Make a Good Impression at Your First Job
You've graduated from college or high school, and now you're about to embark on a life-altering experience. You will start your first job. At least it's your first real one since you may have worked part-time while you were a student. After spending approximately the last seventeen years sitting in a classroom absorbing knowledge, getting tested periodically to see how well you remembered it, and occasionally being asked to write a research paper, you will soon discover that things are quite different out here.
Thrust Into the Real World
Remember when you were in school and your teacher or professor assigned a paper? He or she told you about it at the beginning of the semester, but it wasn't due until the end of it. You had plenty of time (unless of course you procrastinated until the due date was close). When you start your first job, you will find things are very different. Your deadlines won't be months away anymore. If you procrastinate, you will likely miss them.
There's good news about those exams you stressed over. Your employer won't give any. The bad news is that you will still be tested—every day. The results will not come in report cards, but instead in performance reviews. Your boss will be observing how you perform your job and will also keep an eye on how you act. Don't let him or her catch you engaged in bad behavior at work. Why is your employer watching you? You may think it's a money thing.
That is, of course, true; but it isn't the only reason. Your performance in the classroom impacted you alone, not your school, or even your professor or teacher. Your performance at work will affect the organization as a whole, your bosses, and even your coworkers.
11 Tips to Help You Succeed
Here are some simple things you can do that will help you succeed on your first job.
- Always arrive at work on time, if not a little early. Stick to your lunch hour... and if you are particularly busy, eat at your desk.
- Dress appropriately. Look around you to see what others are wearing, especially those who are further along on the same career path you want to be on. For example, if you work in an advertising agency and aspire to be an account executive, don't dress like the art director whose job allows a more casual style.
- LISTEN--LISTEN--LISTEN... and OBSERVE. Spend your first few weeks on your first job, or on any job, listening to and watching what is going on around you. You will learn a lot if you do this.
- Don't spread gossip and try your best to avoid becoming the subject of it. That's not to say you shouldn't keep an ear to the grapevine because you might pick up some valuable information. Learn how to separate truth from fiction.
- Mind your manners. Don't forget what you learned as a child. Please and thank you should still be the magic words. Always knock before you enter. Although barging into your friend's dorm room may have been okay with him, barging into your supervisor's office is not okay. If you are invited to join your colleagues for lunch, be aware there are certain things you should never do at a business lunch.

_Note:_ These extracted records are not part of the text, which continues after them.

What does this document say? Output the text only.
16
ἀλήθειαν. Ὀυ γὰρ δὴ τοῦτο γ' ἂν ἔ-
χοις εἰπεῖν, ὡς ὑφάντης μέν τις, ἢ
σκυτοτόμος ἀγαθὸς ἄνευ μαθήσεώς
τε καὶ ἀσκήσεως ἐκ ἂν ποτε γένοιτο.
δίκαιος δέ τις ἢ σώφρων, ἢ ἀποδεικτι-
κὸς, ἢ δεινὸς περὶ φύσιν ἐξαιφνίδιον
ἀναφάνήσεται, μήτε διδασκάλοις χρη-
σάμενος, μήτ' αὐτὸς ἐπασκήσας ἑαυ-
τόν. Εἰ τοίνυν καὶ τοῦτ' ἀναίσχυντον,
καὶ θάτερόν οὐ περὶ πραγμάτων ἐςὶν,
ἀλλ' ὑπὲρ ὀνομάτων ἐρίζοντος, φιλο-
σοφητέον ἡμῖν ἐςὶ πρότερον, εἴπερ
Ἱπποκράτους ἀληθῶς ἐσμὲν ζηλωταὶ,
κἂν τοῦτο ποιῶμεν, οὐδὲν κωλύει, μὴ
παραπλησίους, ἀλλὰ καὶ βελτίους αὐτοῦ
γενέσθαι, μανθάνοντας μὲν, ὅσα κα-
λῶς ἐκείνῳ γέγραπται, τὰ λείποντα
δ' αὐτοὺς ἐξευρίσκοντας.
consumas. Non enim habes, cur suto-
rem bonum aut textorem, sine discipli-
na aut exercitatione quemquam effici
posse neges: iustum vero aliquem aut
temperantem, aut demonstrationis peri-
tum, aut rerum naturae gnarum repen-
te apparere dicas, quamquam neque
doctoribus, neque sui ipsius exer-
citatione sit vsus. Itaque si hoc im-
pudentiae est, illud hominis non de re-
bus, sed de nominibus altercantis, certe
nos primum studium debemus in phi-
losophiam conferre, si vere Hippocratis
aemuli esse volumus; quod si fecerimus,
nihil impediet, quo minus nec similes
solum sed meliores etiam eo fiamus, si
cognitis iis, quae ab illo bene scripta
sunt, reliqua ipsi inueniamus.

- Learn proper telephone etiquette. Sure you've been using a phone your entire life, but probably not for work. You should know how to politely make and receive calls.
- Find a mentor. Look for someone on your career path who is willing to take you under her wing. Your own supervisor may not be a good idea, but someone else who works under his supervision may make a good mentor.
- Don't pretend to know things you don't. Instead, do your homework to gather all the information you need.
- When you don't know how to do something, ask questions. You may feel silly revealing gaps in your knowledge, but everyone knows you are just starting out. It is much better than delaying a project because you did it incorrectly.
- Learn how to manage your time. It will help you meet all your deadlines. This is a must unless your boss tells you there is some flexibility with the due date.
- Finally, pay close attention to corporate culture. Learn how things are done within your organization. Are relationships formal or friendly? Does everyone arrive early and stay late? Are lunch hours short or non-existent?
Give yourself a break if you don't always do as well as you would hope. This is your first job and you will continue to improve.